Feels like the first time

Art Culinaire, Winter, 2004 by Carol M. Newman

Maybe some Art Culinaire junkies affectionately recall our first five or so issues.

A young man holds a glass of champagne, just making his mark at Campton Place. Now his name is in a thousand lights in Las Vegas. His name is Bradley Ogden.

The city of Atlanta may have changed over the past fifteen years, but Mr. Seeger hasn't--he's right where we left him, stealthily making miracles behind the stove.

As for Mrs. Bastianich, or 'Lidia' as the world has come to know her, the question should be, "Where isn't she?"

Certainly not the newest talents in the food community, but three of the most recognized and well-respected. The commonality they share--their lasting contributions and enduring spirits.

LIDIA BASTIANICH & FORTUNATO NICOTRA

Felidia, New York, NY

"DON'T RECREATE, EXALT."

The florist had come to replace the weekly arrangement in the upstairs dining area. She hadn't quite finished her pruning but stepped away from her task--for just a moment.

[ILLUSTRATION OMITTED]

[ILLUSTRATION OMITTED]

Enter Lidia Bastianich holding a broom and all business. She shakes her head at the dead leaves on the floor and starts sweeping, "I tell my apprentices that you get far by doing everything."

There was something wrong with the sight of Mrs. Bastianich sweeping. It was uncomfortable, akin to royalty bagging groceries. It was hard not to refrain from asking, "Can I do that for you?" She is, after all, classified by her contemporaries as a dignitary. Admired by more than one generation of food lovers. And since her initial startup days at her first restaurant, Buonavia, in Queens, she's stayed true and consistent to the traditions of her native Istria. Those origins have played a leading role, adding dimension to her traditional Italian cooking. And at the Italian crossroads, Istria picks up some of Europe's other flavors, notably Roman, Slavic, and Germanic.

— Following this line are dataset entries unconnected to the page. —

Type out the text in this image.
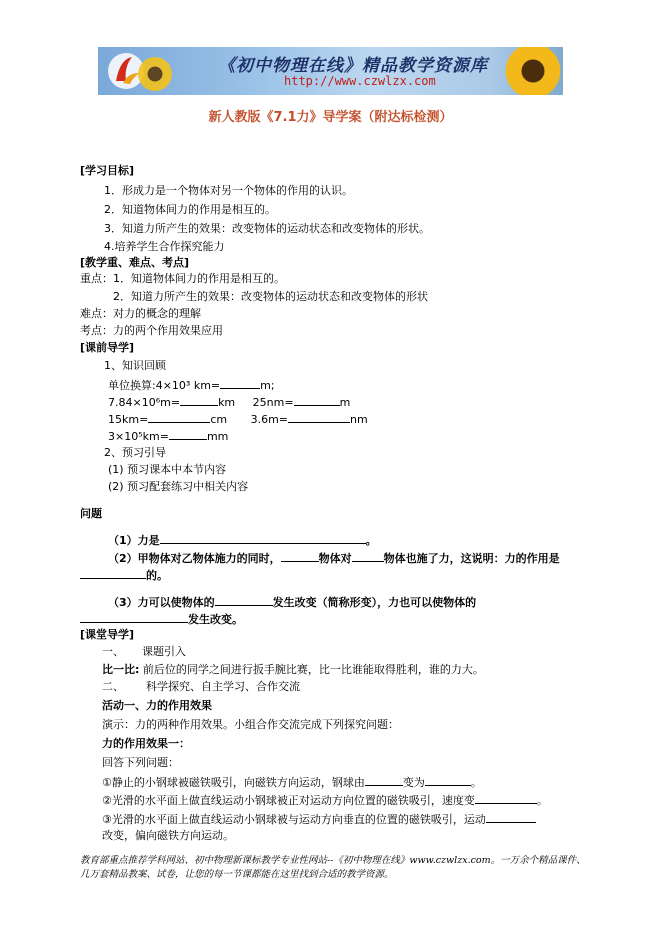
《初中物理在线》精品教学资源库
http://www.czwlzx.com
新人教版《7.1力》导学案（附达标检测）
[学习目标]
1．形成力是一个物体对另一个物体的作用的认识。
2．知道物体间力的作用是相互的。
3．知道力所产生的效果：改变物体的运动状态和改变物体的形状。
4.培养学生合作探究能力
[教学重、难点、考点]
重点：1．知道物体间力的作用是相互的。
2．知道力所产生的效果：改变物体的运动状态和改变物体的形状
难点：对力的概念的理解
考点：力的两个作用效果应用
[课前导学]
1、知识回顾
单位换算:4×10³ km=	m;
7.84×10⁶m=	km 25nm=	m
15km=	cm 3.6m=	nm
3×10⁵km=	mm
2、预习引导
(1) 预习课本中本节内容
(2) 预习配套练习中相关内容
问题
（1）力是	。
（2）甲物体对乙物体施力的同时，	物体对	物体也施了力，这说明：力的作用是
的。
（3）力可以使物体的	发生改变（简称形变），力也可以使物体的
发生改变。
[课堂导学]
一、 课题引入
比一比: 前后位的同学之间进行扳手腕比赛，比一比谁能取得胜利，谁的力大。
二、 科学探究、自主学习、合作交流
活动一、力的作用效果
演示：力的两种作用效果。小组合作交流完成下列探究问题：
力的作用效果一：
回答下列问题：
①静止的小钢球被磁铁吸引，向磁铁方向运动，钢球由	变为	。
②光滑的水平面上做直线运动小钢球被正对运动方向位置的磁铁吸引，速度变	。
③光滑的水平面上做直线运动小钢球被与运动方向垂直的位置的磁铁吸引，运动
改变，偏向磁铁方向运动。
教育部重点推荐学科网站、初中物理新课标教学专业性网站--《初中物理在线》www.czwlzx.com。一万余个精品课件、
几万套精品教案、试卷，让您的每一节课都能在这里找到合适的教学资源。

To this day, in Mrs. Bastianich's kitchen, traditional methods are the ones that reign, the most alive. On a recently aired PBS broadcast of Lidia's Italian Kitchen, she pours polenta on a round cutting board and cuts it with twine. This is no "show." In fact, Lidia's grandparents owned a trattoria in Istria. There, they grew most of the food they sold, produced their own olive oil and wine, distilled their own grappa, cured their own meats, and ground their own flour for bread and pasta. Indeed, Lidia Bastianich experienced food in its purest and most unadulterated form.

She's committed to teaching these methods--whether the vehicle is her PBS series, book ventures, public appearances or restaurants. We wondered how she manages to spend any time at her flagship, Felidia. The answer she offers is straightforward, just like her personality, "How does one get rid of their baby?" She grins at Fortunato Nicotra, her executive chef. But also tells us there are real babies who also take up her time now--her five grandkids.

Fortunato, affectionately known as "Toto" cares for the menu day-to-day. He says he came to Felidia (from Sicily) "for six months." He's been here nine years. Lidia says, "I won't let him go." Neither will Fortunato's wife, Shelly (who also works at Felidia as her public relations assistant). About Shelly, he says, "She was the first person I talked to in this country who spoke Italian."

Lidia is a natural mentor. And today it's an integral part of her empire. She's proud of Lara Brumgnach, the pastry chef she's nurtured for the past six months. "We have a teacher/student relationship. You have to foster someone or something to make it grow. This restaurant has my spirit but it has Fortunato's food and cooking."

"We try to create something here that hasn't been done before. We treat it like building blocks. We respect the food. We talk about it and then make it happen."

She's very much involved in our photo shoot, offering to hold the fill card for the photographer, carefully so her "beautiful Amarene cherries shimmer in the light." She explains, "I want the cake to be a surprise. You know what I mean? Most cakes when they sit on a plate, you can look all the way inside. But I want the photo to only peer inside so you just get a glimpse." She has a very specific purpose hovering over this dessert, and has reminded me, in her very unique way, the special wonder a cake inspires.

By the end of the day, her distinguishable motherly figure is comforting. She's eased our initial moments of anxiety--of wanting to take away the broom, and pull up a chair for her while we sweep the floor. But we realize, she didn't get this far by giving up anything.

BRADLEY OGDEN

Bradley Ogden, Las Vegas NV

"WHO PUT SUGAR PACKETS IN THE SUGAR BOWLS?!"

"Hi Bradley, I was hoping to narrow down the dates for the shoot. You got the fax I sent over right? Any time that looks particularly good?"

"Yep, uh huh, sweetie. Got it right here. Let me just look at the calendar. The week after the 21st is ... excuse me just a minute will you, dear?"

His hand cups the receiver, but the words are still audible:

"Hey, who put the sugar packets in the sugar bowls? Come on guys, sugar cubes go in there."